University of Missouri, Electrical Engineering & Computer Science, Columbia, MO, 65211, USA.
Oak Ridge National Laboratory, Oak Ridge, TN, 37830, USA.
Sci Data. 2023 Aug 3;10(1):509. doi: 10.1038/s41597-023-02409-3.
In this work, we expand on a dataset recently introduced for protein interface prediction (PIP), the Database of Interacting Protein Structures (DIPS), to present DIPS-Plus, an enhanced, feature-rich dataset of 42,112 complexes for machine learning of protein interfaces.
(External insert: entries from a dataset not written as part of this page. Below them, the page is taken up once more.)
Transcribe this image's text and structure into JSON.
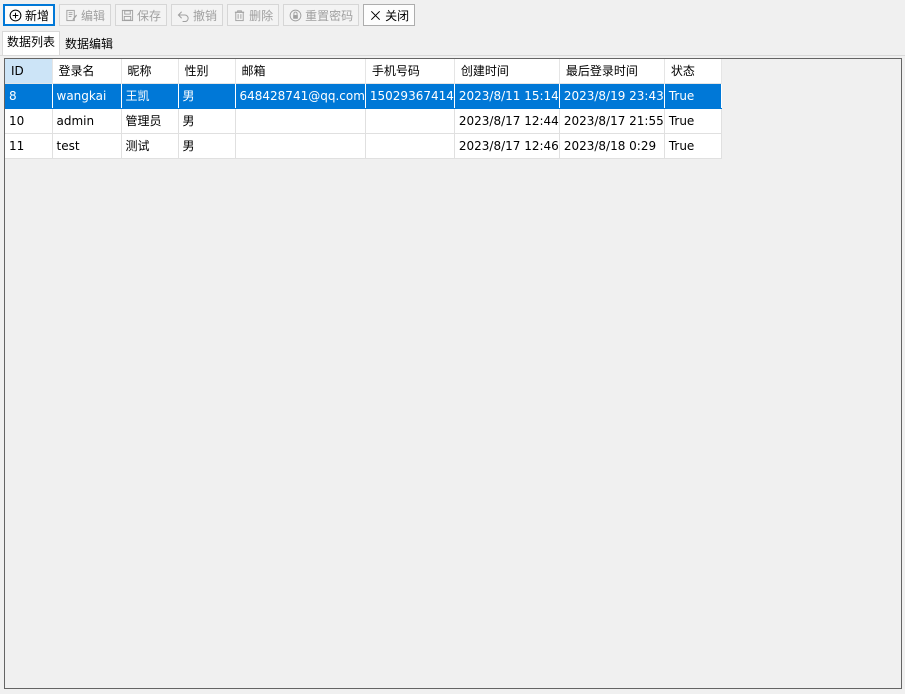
{
  "toolbar": {
    "buttons": [
      {
        "label": "新增",
        "icon": "plus-circle-icon",
        "enabled": true
      },
      {
        "label": "编辑",
        "icon": "edit-icon",
        "enabled": false
      },
      {
        "label": "保存",
        "icon": "save-icon",
        "enabled": false
      },
      {
        "label": "撤销",
        "icon": "undo-icon",
        "enabled": false
      },
      {
        "label": "删除",
        "icon": "trash-icon",
        "enabled": false
      },
      {
        "label": "重置密码",
        "icon": "lock-reset-icon",
        "enabled": false
      },
      {
        "label": "关闭",
        "icon": "close-icon",
        "enabled": true
      }
    ]
  },
  "tabs": {
    "list": "数据列表",
    "edit": "数据编辑"
  },
  "grid": {
    "columns": [
      "ID",
      "登录名",
      "昵称",
      "性别",
      "邮箱",
      "手机号码",
      "创建时间",
      "最后登录时间",
      "状态"
    ],
    "rows": [
      [
        "8",
        "wangkai",
        "王凯",
        "男",
        "648428741@qq.com",
        "15029367414",
        "2023/8/11 15:14",
        "2023/8/19 23:43",
        "True"
      ],
      [
        "10",
        "admin",
        "管理员",
        "男",
        "",
        "",
        "2023/8/17 12:44",
        "2023/8/17 21:55",
        "True"
      ],
      [
        "11",
        "test",
        "测试",
        "男",
        "",
        "",
        "2023/8/17 12:46",
        "2023/8/18 0:29",
        "True"
      ]
    ]
  },
  "colors": {
    "selection": "#0078d7",
    "header_selected": "#cce4f7",
    "focus_border": "#0078d7"
  }
}
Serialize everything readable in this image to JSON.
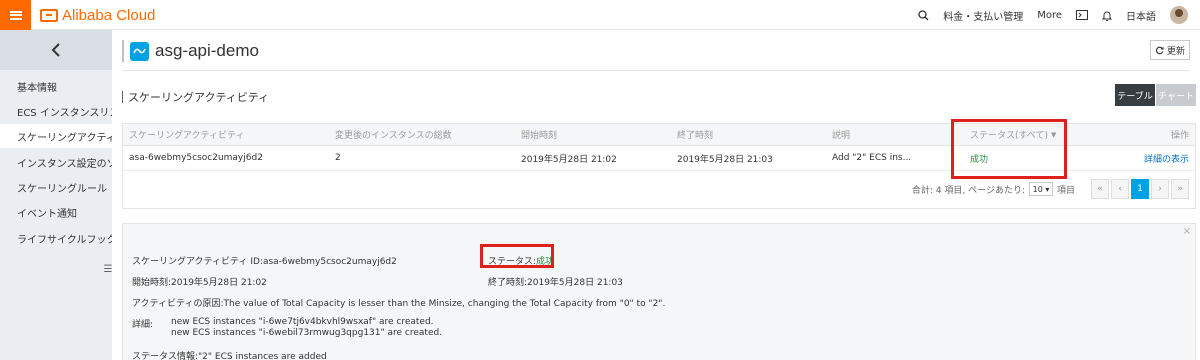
{
  "header": {
    "brand": "Alibaba Cloud",
    "nav": [
      "料金・支払い管理",
      "More",
      "日本語"
    ]
  },
  "sidebar": {
    "items": [
      "基本情報",
      "ECS インスタンスリスト",
      "スケーリングアクティ…",
      "インスタンス設定のソ…",
      "スケーリングルール",
      "イベント通知",
      "ライフサイクルフック"
    ]
  },
  "main": {
    "title": "asg-api-demo",
    "refresh_label": "更新",
    "section_title": "スケーリングアクティビティ",
    "view_table": "テーブル",
    "view_chart": "チャート"
  },
  "table": {
    "headers": [
      "スケーリングアクティビティ",
      "変更後のインスタンスの総数",
      "開始時刻",
      "終了時刻",
      "説明",
      "ステータス(すべて)",
      "操作"
    ],
    "row": [
      "asa-6webmy5csoc2umayj6d2",
      "2",
      "2019年5月28日 21:02",
      "2019年5月28日 21:03",
      "Add \"2\" ECS ins...",
      "成功",
      "詳細の表示"
    ]
  },
  "pager": {
    "summary": "合計: 4 項目, ページあたり:",
    "per_page": "10",
    "unit": "項目",
    "current_page": "1"
  },
  "detail": {
    "activity_id": "スケーリングアクティビティ ID:asa-6webmy5csoc2umayj6d2",
    "status_label": "ステータス:",
    "status_value": "成功",
    "start": "開始時刻:2019年5月28日 21:02",
    "end": "終了時刻:2019年5月28日 21:03",
    "cause": "アクティビティの原因:The value of Total Capacity is lesser than the Minsize, changing the Total Capacity from \"0\" to \"2\".",
    "details_label": "詳細:",
    "details_line1": "new ECS instances \"i-6we7tj6v4bkvhl9wsxaf\" are created.",
    "details_line2": "new ECS instances \"i-6webil73rmwug3qpg131\" are created.",
    "status_info": "ステータス情報:\"2\" ECS instances are added"
  },
  "colors": {
    "brand": "#ff6a00",
    "success": "#1e8e3e",
    "highlight": "#e0201e",
    "link": "#0070cc"
  }
}
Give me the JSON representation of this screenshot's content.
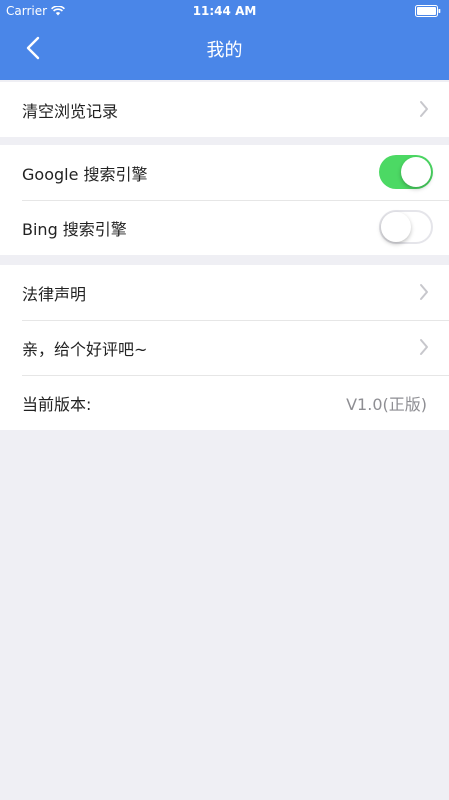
{
  "status_bar": {
    "carrier": "Carrier",
    "time": "11:44 AM"
  },
  "nav": {
    "title": "我的"
  },
  "groups": [
    {
      "items": [
        {
          "label": "清空浏览记录",
          "accessory": "chevron"
        }
      ]
    },
    {
      "items": [
        {
          "label": "Google 搜索引擎",
          "toggle": "on"
        },
        {
          "label": "Bing 搜索引擎",
          "toggle": "off"
        }
      ]
    },
    {
      "items": [
        {
          "label": "法律声明",
          "accessory": "chevron"
        },
        {
          "label": "亲，给个好评吧~",
          "accessory": "chevron"
        },
        {
          "label": "当前版本:",
          "value": "V1.0(正版)"
        }
      ]
    }
  ],
  "colors": {
    "nav_bar": "#4a86e8",
    "toggle_on": "#4cd964",
    "background": "#efeff4"
  }
}
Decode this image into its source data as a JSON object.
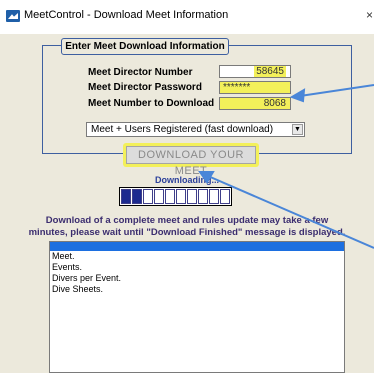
{
  "window": {
    "title": "MeetControl - Download Meet Information",
    "close_glyph": "×"
  },
  "group": {
    "legend": "Enter Meet Download Information",
    "fields": [
      {
        "label": "Meet Director Number",
        "value": "58645"
      },
      {
        "label": "Meet Director Password",
        "value": "*******"
      },
      {
        "label": "Meet Number to Download",
        "value": "8068"
      }
    ],
    "download_option": "Meet + Users Registered (fast download)"
  },
  "download_button": "DOWNLOAD YOUR MEET",
  "status": "Downloading...",
  "progress": {
    "filled": 2,
    "total": 10
  },
  "info_text": [
    "Download of a complete meet and rules update may take a few",
    "minutes, please wait until \"Download Finished\" message is displayed."
  ],
  "log_items": [
    "Meet.",
    "Events.",
    "Divers per Event.",
    "Dive Sheets."
  ],
  "colors": {
    "highlight": "#f3f05a",
    "annotation_arrow": "#4a86d8",
    "progress_fill": "#1c2a8f",
    "list_header": "#1c6fe0"
  },
  "icons": {
    "app": "meetcontrol-app-icon",
    "dropdown": "chevron-down-icon"
  }
}
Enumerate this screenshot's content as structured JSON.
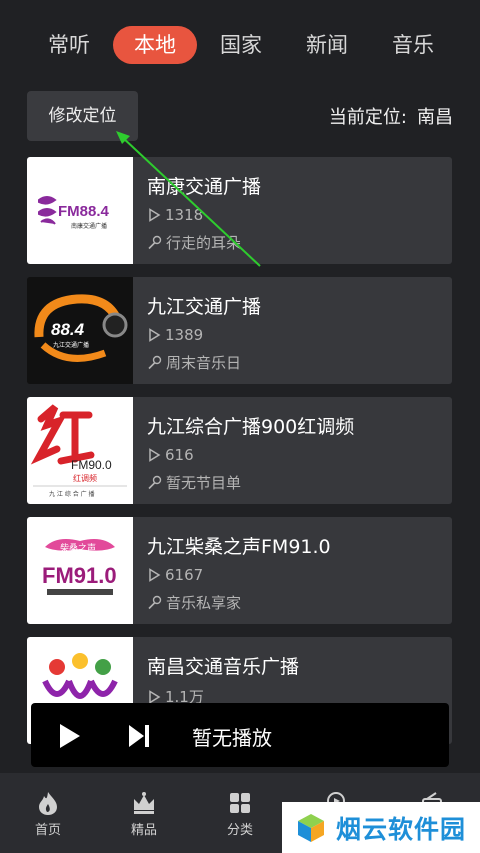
{
  "tabs": [
    {
      "label": "常听"
    },
    {
      "label": "本地"
    },
    {
      "label": "国家"
    },
    {
      "label": "新闻"
    },
    {
      "label": "音乐"
    }
  ],
  "location": {
    "edit_button": "修改定位",
    "current_label": "当前定位:",
    "current_city": "南昌"
  },
  "stations": [
    {
      "title": "南康交通广播",
      "plays": "1318",
      "host": "行走的耳朵",
      "cover_text": "FM88.4",
      "cover_sub": "南康交通广播"
    },
    {
      "title": "九江交通广播",
      "plays": "1389",
      "host": "周末音乐日",
      "cover_text": "88.4",
      "cover_sub": "九江交通广播"
    },
    {
      "title": "九江综合广播900红调频",
      "plays": "616",
      "host": "暂无节目单",
      "cover_text": "FM90.0",
      "cover_sub": "红调频",
      "cover_foot": "九 江 综 合 广 播"
    },
    {
      "title": "九江柴桑之声FM91.0",
      "plays": "6167",
      "host": "音乐私享家",
      "cover_text": "FM91.0",
      "cover_sub": "柴桑之声"
    },
    {
      "title": "南昌交通音乐广播",
      "plays": "1.1万",
      "host": ""
    }
  ],
  "player": {
    "status": "暂无播放"
  },
  "bottom_nav": [
    {
      "label": "首页",
      "icon": "flame-icon"
    },
    {
      "label": "精品",
      "icon": "crown-icon"
    },
    {
      "label": "分类",
      "icon": "grid-icon"
    },
    {
      "label": "",
      "icon": "music-icon"
    },
    {
      "label": "",
      "icon": "radio-icon"
    }
  ],
  "watermark": {
    "text": "烟云软件园"
  },
  "colors": {
    "accent": "#e8553f",
    "background": "#202124",
    "card": "#37383c",
    "arrow": "#2ecc2e"
  }
}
While the original DIPS dataset contains only the Cartesian coordinates for atoms contained in the protein complex along with their types, DIPS-Plus contains multiple residue-level features including surface proximities, half-sphere amino acid compositions, and new profile hidden Markov model (HMM)-based sequence features for each amino acid, providing researchers a curated feature bank for training protein interface prediction methods. We demonstrate through rigorous benchmarks that training an existing state-of-the-art (SOTA) model for PIP on DIPS-Plus yields new SOTA results, surpassing the performance of some of the latest models trained on residue-level and atom-level encodings of protein complexes to date.
在这项工作中,我们扩展了最近引入的用于蛋白质界面预测(PIP)的数据集,即相互作用蛋白质结构数据库(DIPS),以呈现 DIPS-Plus,这是一个增强的、功能丰富的 42112 个复合物数据集,用于蛋白质界面的机器学习。虽然原始的 DIPS 数据集仅包含包含在蛋白质复合物中的原子的笛卡尔坐标及其类型,但 DIPS-Plus 包含多个残基级别的特征,包括表面接近度、半球氨基酸组成以及每个氨基酸的新基于轮廓隐藏 Markov 模型(HMM)的序列特征,为研究人员提供了经过整理的功能库,用于训练蛋白质界面预测方法。我们通过严格的基准测试证明,在 DIPS-Plus 上训练现有的用于 PIP 的最先进(SOTA)模型可以产生新的 SOTA 结果,超过了迄今为止基于蛋白质复合物残基和原子编码训练的一些最新模型的性能。